Another important point to discuss is that the association between higher FI-Lab scores and mortality was not affected by age or by gender, confirming previous literature about this topic. For example, a large study made in the NHANES context and including 8088 participants showed that FI-Lab is not as strong predictor of mortality in younger adults compared to older adults, even if as proposed by the same authors the mortality rate in younger people is probably too low and, therefore, future research should explore the possible association between FI-Lab with other negative outcomes in younger people (18). About the possible gender differences, we found that in men the FI-Lab was significantly higher than in women, but no effect on mortality was found by gender. Our finding is similar to that present in literature since in the meta-analysis cited before 3/11 studies that evaluated sex differences concluded that men have higher FI-Lab scores than women, while 2 found the opposite and another 5 found no difference (5). In our opinion, to include sex-hormones in the alterations included in the FI-Lab could better refine the question if any gender differences exist for the association between FI-Lab and mortality.

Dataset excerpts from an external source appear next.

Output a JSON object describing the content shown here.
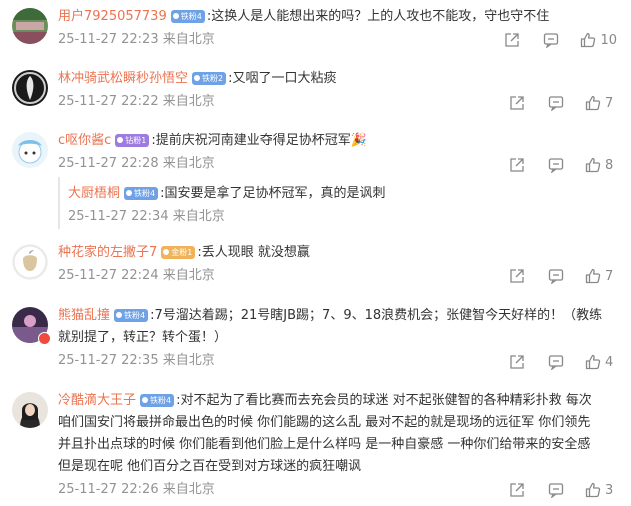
{
  "comments": [
    {
      "name": "用户7925057739",
      "badge": "铁粉4",
      "text": ":这换人是人能想出来的吗？上的人攻也不能攻，守也守不住",
      "time": "25-11-27 22:23 来自北京",
      "likes": "10"
    },
    {
      "name": "林冲骑武松瞬秒孙悟空",
      "badge": "铁粉2",
      "text": ":又咽了一口大粘痰",
      "time": "25-11-27 22:22 来自北京",
      "likes": "7"
    },
    {
      "name": "c呕你酱c",
      "badge": "钻粉1",
      "text": ":提前庆祝河南建业夺得足协杯冠军",
      "emoji": "🎉",
      "time": "25-11-27 22:28 来自北京",
      "likes": "8"
    },
    {
      "name": "种花家的左撇子7",
      "badge": "金粉1",
      "text": ":丢人现眼 就没想赢",
      "time": "25-11-27 22:24 来自北京",
      "likes": "7"
    },
    {
      "name": "熊猫乱撞",
      "badge": "铁粉4",
      "text_lines": [
        ":7号溜达着踢；21号瞎JB踢；7、9、18浪费机会；张健智今天好样的！（教练",
        "就别提了，转正？转个蛋！）"
      ],
      "time": "25-11-27 22:35 来自北京",
      "likes": "4"
    },
    {
      "name": "冷酷滴大王子",
      "badge": "铁粉4",
      "text_lines": [
        ":对不起为了看比赛而去充会员的球迷 对不起张健智的各种精彩扑救 每次",
        "咱们国安门将最拼命最出色的时候 你们能踢的这么乱 最对不起的就是现场的远征军 你们领先",
        "并且扑出点球的时候 你们能看到他们脸上是什么样吗 是一种自豪感 一种你们给带来的安全感",
        "但是现在呢 他们百分之百在受到对方球迷的疯狂嘲讽"
      ],
      "time": "25-11-27 22:26 来自北京",
      "likes": "3"
    }
  ],
  "reply": {
    "name": "大厨梧桐",
    "badge": "铁粉4",
    "text": ":国安要是拿了足协杯冠军，真的是讽刺",
    "time": "25-11-27 22:34 来自北京"
  }
}
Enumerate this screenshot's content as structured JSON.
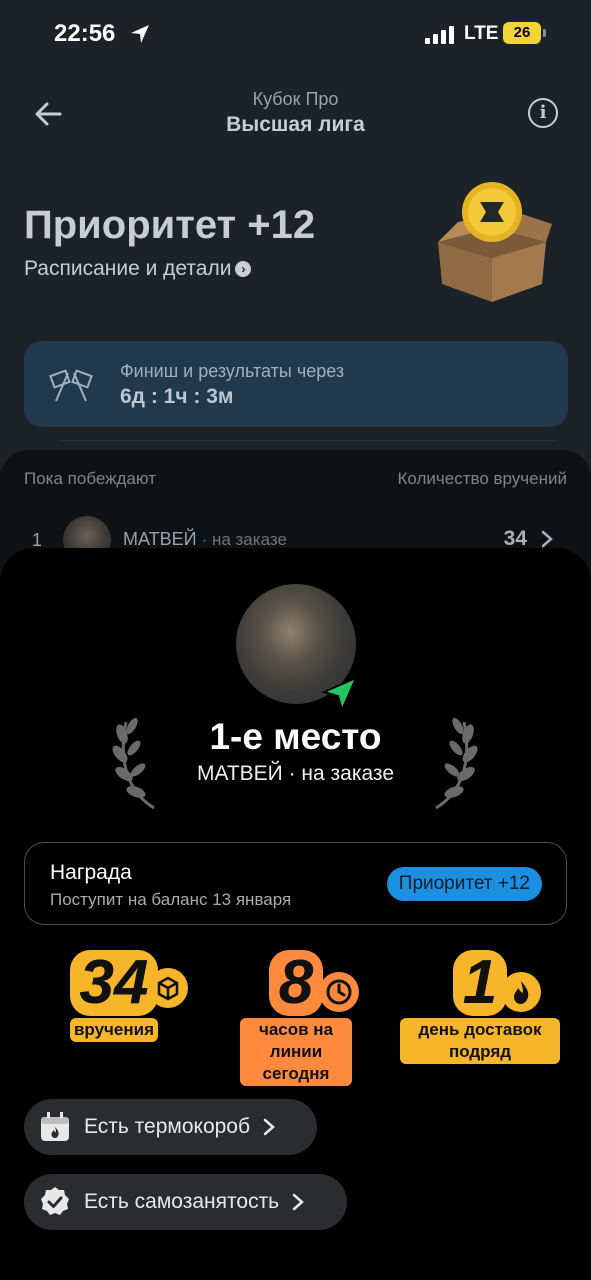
{
  "status_bar": {
    "time": "22:56",
    "network": "LTE",
    "battery": "26"
  },
  "header": {
    "subtitle": "Кубок Про",
    "title": "Высшая лига",
    "info_icon": "i"
  },
  "promo": {
    "title": "Приоритет +12",
    "schedule_link": "Расписание и детали"
  },
  "finish": {
    "label": "Финиш и результаты через",
    "countdown": "6д : 1ч : 3м"
  },
  "leaderboard": {
    "col_left": "Пока побеждают",
    "col_right": "Количество вручений",
    "rows": [
      {
        "rank": "1",
        "name": "МАТВЕЙ",
        "status": "· на заказе",
        "count": "34"
      }
    ]
  },
  "sheet": {
    "place": "1-е место",
    "subtitle": "МАТВЕЙ · на заказе",
    "reward": {
      "title": "Награда",
      "subtitle": "Поступит на баланс 13 января",
      "pill": "Приоритет +12"
    },
    "stats": [
      {
        "value": "34",
        "label": "вручения",
        "icon": "box-icon",
        "color": "#f7b52a"
      },
      {
        "value": "8",
        "label": "часов на линии сегодня",
        "icon": "clock-icon",
        "color": "#ff8a3d"
      },
      {
        "value": "1",
        "label": "день доставок подряд",
        "icon": "flame-icon",
        "color": "#f7b52a"
      }
    ],
    "chips": [
      {
        "label": "Есть термокороб",
        "icon": "thermobox-icon"
      },
      {
        "label": "Есть самозанятость",
        "icon": "verified-icon"
      }
    ]
  },
  "colors": {
    "accent_blue": "#1d8fe0",
    "nav_green": "#22c55e",
    "battery_yellow": "#f2d534"
  }
}
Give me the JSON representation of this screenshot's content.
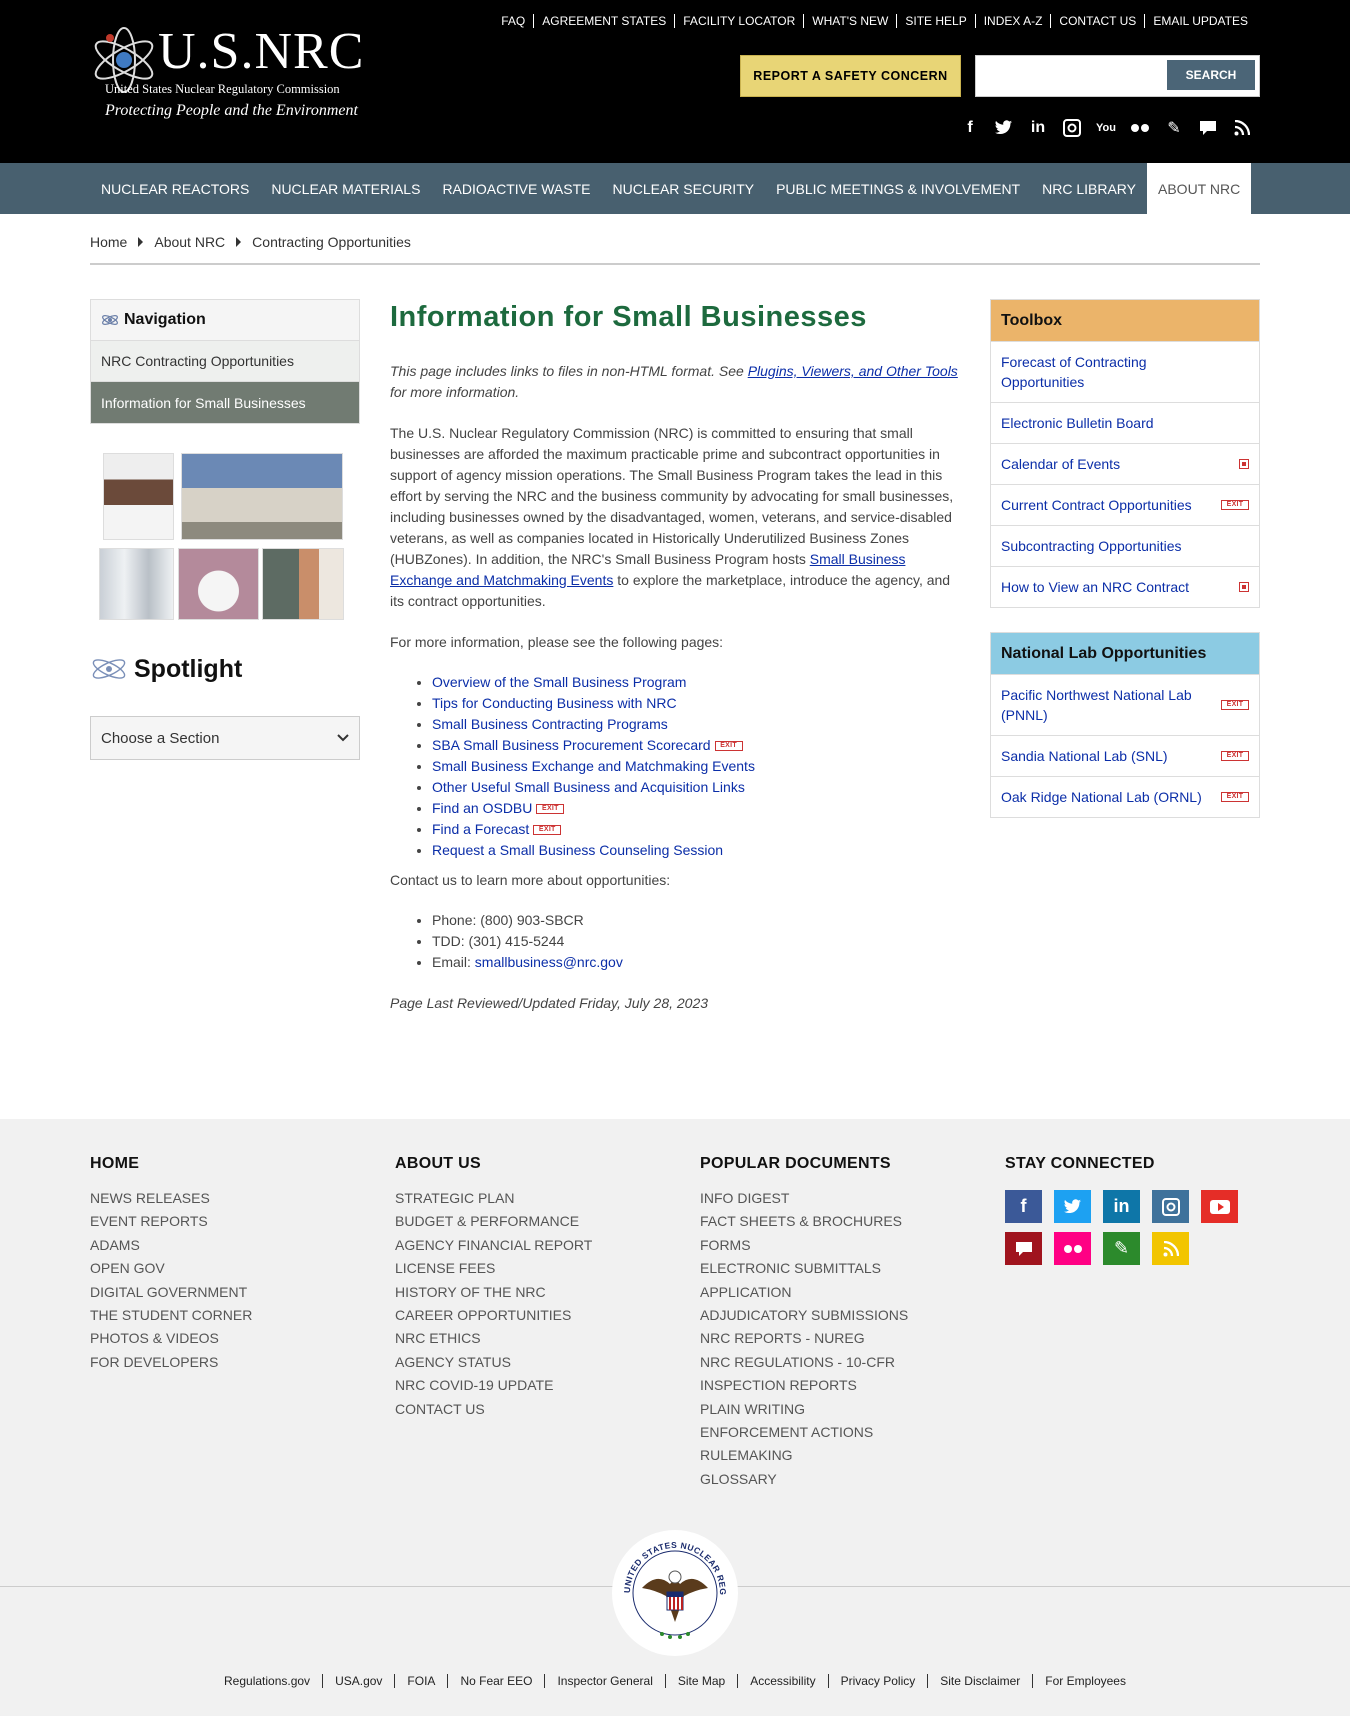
{
  "header": {
    "logo_main": "U.S.NRC",
    "logo_sub": "United States Nuclear Regulatory Commission",
    "logo_tag": "Protecting People and the Environment",
    "utility_links": [
      "FAQ",
      "AGREEMENT STATES",
      "FACILITY LOCATOR",
      "WHAT'S NEW",
      "SITE HELP",
      "INDEX A-Z",
      "CONTACT US",
      "EMAIL UPDATES"
    ],
    "report_button": "REPORT A SAFETY CONCERN",
    "search_placeholder": "",
    "search_button": "SEARCH",
    "social_icons": [
      "facebook-icon",
      "twitter-icon",
      "linkedin-icon",
      "instagram-icon",
      "youtube-icon",
      "flickr-icon",
      "blog-icon",
      "comment-icon",
      "rss-icon"
    ]
  },
  "nav": {
    "items": [
      "NUCLEAR REACTORS",
      "NUCLEAR MATERIALS",
      "RADIOACTIVE WASTE",
      "NUCLEAR SECURITY",
      "PUBLIC MEETINGS & INVOLVEMENT",
      "NRC LIBRARY",
      "ABOUT NRC"
    ],
    "active": "ABOUT NRC"
  },
  "breadcrumb": [
    "Home",
    "About NRC",
    "Contracting Opportunities"
  ],
  "left": {
    "nav_title": "Navigation",
    "nav_items": [
      "NRC Contracting Opportunities",
      "Information for Small Businesses"
    ],
    "spotlight_title": "Spotlight",
    "choose_label": "Choose a Section"
  },
  "main": {
    "title": "Information for Small Businesses",
    "note_prefix": "This page includes links to files in non-HTML format. See ",
    "note_link": "Plugins, Viewers, and Other Tools",
    "note_suffix": " for more information.",
    "intro": "The U.S. Nuclear Regulatory Commission (NRC) is committed to ensuring that small businesses are afforded the maximum practicable prime and subcontract opportunities in support of agency mission operations. The Small Business Program takes the lead in this effort by serving the NRC and the business community by advocating for small businesses, including businesses owned by the disadvantaged, women, veterans, and service-disabled veterans, as well as companies located in Historically Underutilized Business Zones (HUBZones). In addition, the NRC's Small Business Program hosts ",
    "intro_link": "Small Business Exchange and Matchmaking Events",
    "intro_suffix": " to explore the marketplace, introduce the agency, and its contract opportunities.",
    "more_info": "For more information, please see the following pages:",
    "links": [
      {
        "label": "Overview of the Small Business Program",
        "exit": false
      },
      {
        "label": "Tips for Conducting Business with NRC",
        "exit": false
      },
      {
        "label": "Small Business Contracting Programs",
        "exit": false
      },
      {
        "label": "SBA Small Business Procurement Scorecard",
        "exit": true
      },
      {
        "label": "Small Business Exchange and Matchmaking Events",
        "exit": false
      },
      {
        "label": "Other Useful Small Business and Acquisition Links",
        "exit": false
      },
      {
        "label": "Find an OSDBU",
        "exit": true
      },
      {
        "label": "Find a Forecast",
        "exit": true
      },
      {
        "label": "Request a Small Business Counseling Session",
        "exit": false
      }
    ],
    "contact_intro": "Contact us to learn more about opportunities:",
    "phone": "Phone: (800) 903-SBCR",
    "tdd": "TDD: (301) 415-5244",
    "email_label": "Email: ",
    "email": "smallbusiness@nrc.gov",
    "last_updated": "Page Last Reviewed/Updated Friday, July 28, 2023",
    "exit_text": "EXIT"
  },
  "toolbox": {
    "title": "Toolbox",
    "header_color": "#ebb46a",
    "items": [
      {
        "label": "Forecast of Contracting Opportunities",
        "badge": ""
      },
      {
        "label": "Electronic Bulletin Board",
        "badge": ""
      },
      {
        "label": "Calendar of Events",
        "badge": "pdf"
      },
      {
        "label": "Current Contract Opportunities",
        "badge": "exit"
      },
      {
        "label": "Subcontracting Opportunities",
        "badge": ""
      },
      {
        "label": "How to View an NRC Contract",
        "badge": "pdf"
      }
    ]
  },
  "labs": {
    "title": "National Lab Opportunities",
    "header_color": "#8ccbe3",
    "items": [
      {
        "label": "Pacific Northwest National Lab (PNNL)",
        "badge": "exit"
      },
      {
        "label": "Sandia National Lab (SNL)",
        "badge": "exit"
      },
      {
        "label": "Oak Ridge National Lab (ORNL)",
        "badge": "exit"
      }
    ]
  },
  "footer": {
    "col1": {
      "title": "HOME",
      "links": [
        "NEWS RELEASES",
        "EVENT REPORTS",
        "ADAMS",
        "OPEN GOV",
        "DIGITAL GOVERNMENT",
        "THE STUDENT CORNER",
        "PHOTOS & VIDEOS",
        "FOR DEVELOPERS"
      ]
    },
    "col2": {
      "title": "ABOUT US",
      "links": [
        "STRATEGIC PLAN",
        "BUDGET & PERFORMANCE",
        "AGENCY FINANCIAL REPORT",
        "LICENSE FEES",
        "HISTORY OF THE NRC",
        "CAREER OPPORTUNITIES",
        "NRC ETHICS",
        "AGENCY STATUS",
        "NRC COVID-19 UPDATE",
        "CONTACT US"
      ]
    },
    "col3": {
      "title": "POPULAR DOCUMENTS",
      "links": [
        "INFO DIGEST",
        "FACT SHEETS & BROCHURES",
        "FORMS",
        "ELECTRONIC SUBMITTALS",
        "APPLICATION",
        "ADJUDICATORY SUBMISSIONS",
        "NRC REPORTS - NUREG",
        "NRC REGULATIONS - 10-CFR",
        "INSPECTION REPORTS",
        "PLAIN WRITING",
        "ENFORCEMENT ACTIONS",
        "RULEMAKING",
        "GLOSSARY"
      ]
    },
    "col4": {
      "title": "STAY CONNECTED"
    },
    "social": [
      {
        "icon": "facebook-icon",
        "color": "#3b5998",
        "glyph": "f"
      },
      {
        "icon": "twitter-icon",
        "color": "#1da1f2",
        "glyph": "t"
      },
      {
        "icon": "linkedin-icon",
        "color": "#0e76a8",
        "glyph": "in"
      },
      {
        "icon": "instagram-icon",
        "color": "#3f729b",
        "glyph": "◎"
      },
      {
        "icon": "youtube-icon",
        "color": "#e52d27",
        "glyph": "▶"
      },
      {
        "icon": "comment-icon",
        "color": "#a0141e",
        "glyph": "▬"
      },
      {
        "icon": "flickr-icon",
        "color": "#ff0084",
        "glyph": "●●"
      },
      {
        "icon": "blog-icon",
        "color": "#2c8a2c",
        "glyph": "✎"
      },
      {
        "icon": "rss-icon",
        "color": "#f2c500",
        "glyph": ")))"
      }
    ],
    "seal_text": "UNITED STATES NUCLEAR REGULATORY COMMISSION",
    "bottom_links": [
      "Regulations.gov",
      "USA.gov",
      "FOIA",
      "No Fear EEO",
      "Inspector General",
      "Site Map",
      "Accessibility",
      "Privacy Policy",
      "Site Disclaimer",
      "For Employees"
    ]
  }
}
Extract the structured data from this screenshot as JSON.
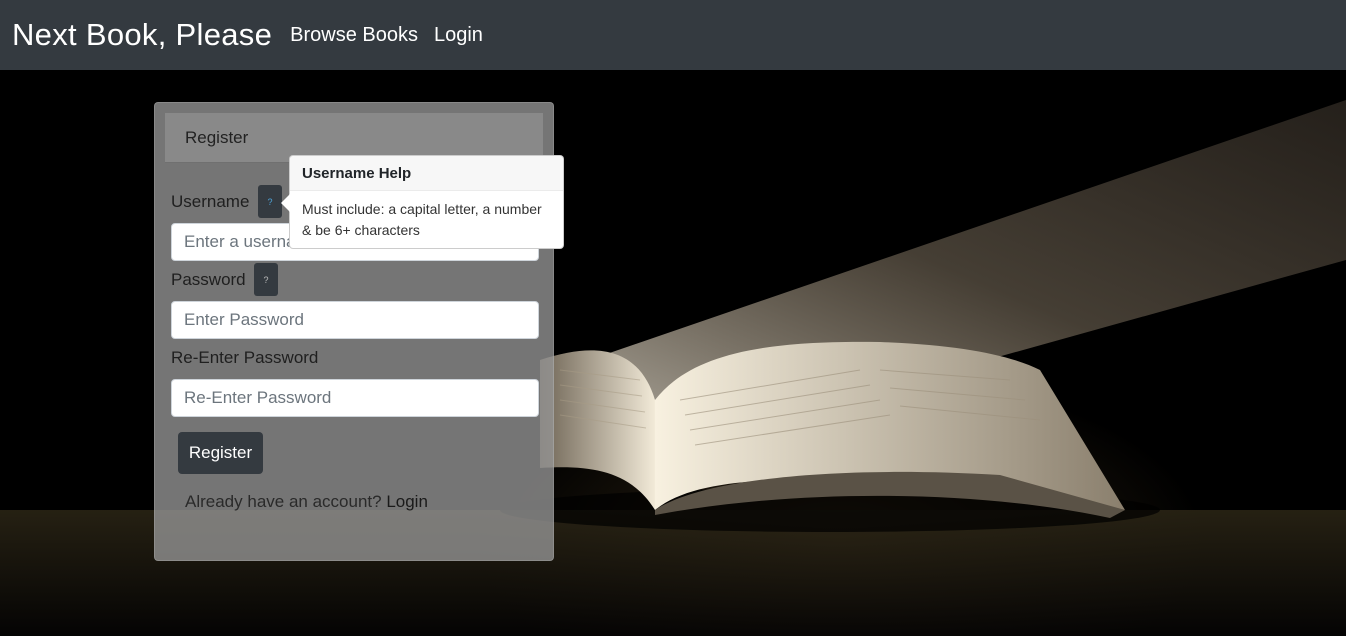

The findings of our work must be interpreted within its limitations. First, we included only patients affected by COVID-19 that may represent a selection bias in our findings since these patients, particularly during some periods, were clinically unstable. Therefore, it could be problematic to generalize our data in other cohorts. Second, we did not include any estimate of frailty, from a clinical point of view, including the social determinants of health that are part of frailty (19). Unfortunately, our study collected data during the first waves of COVID-19 and some procedures routinely done in our center; however, the evaluation of frailty was not performed. Third, we evaluated our FI-Lab only at the baseline, without considering the inherent changes of the bio-humoral parameters during the in-hospital stay.

In conclusion, our study suggests that a simple index based on common laboratory tests can be used to predict mortality among older people hospitalized for COVID-19. Our findings indicate that FI-Lab might be an easily applicable and accurate screening instrument in clinical settings.

Key summary points

Aim: to explore the accuracy and precision of an FI-Lab constructed with some bio-humoral tests commonly available and mortality in a cohort of patients hospitalized for COVID-19.

Findings: The FI-Lab was highly accurate and precise in predicting mortality in older people affected by COVID-19.

Message: A simple index based on common laboratory tests can be used to predict mortality among older people hospitalized for COVID-19.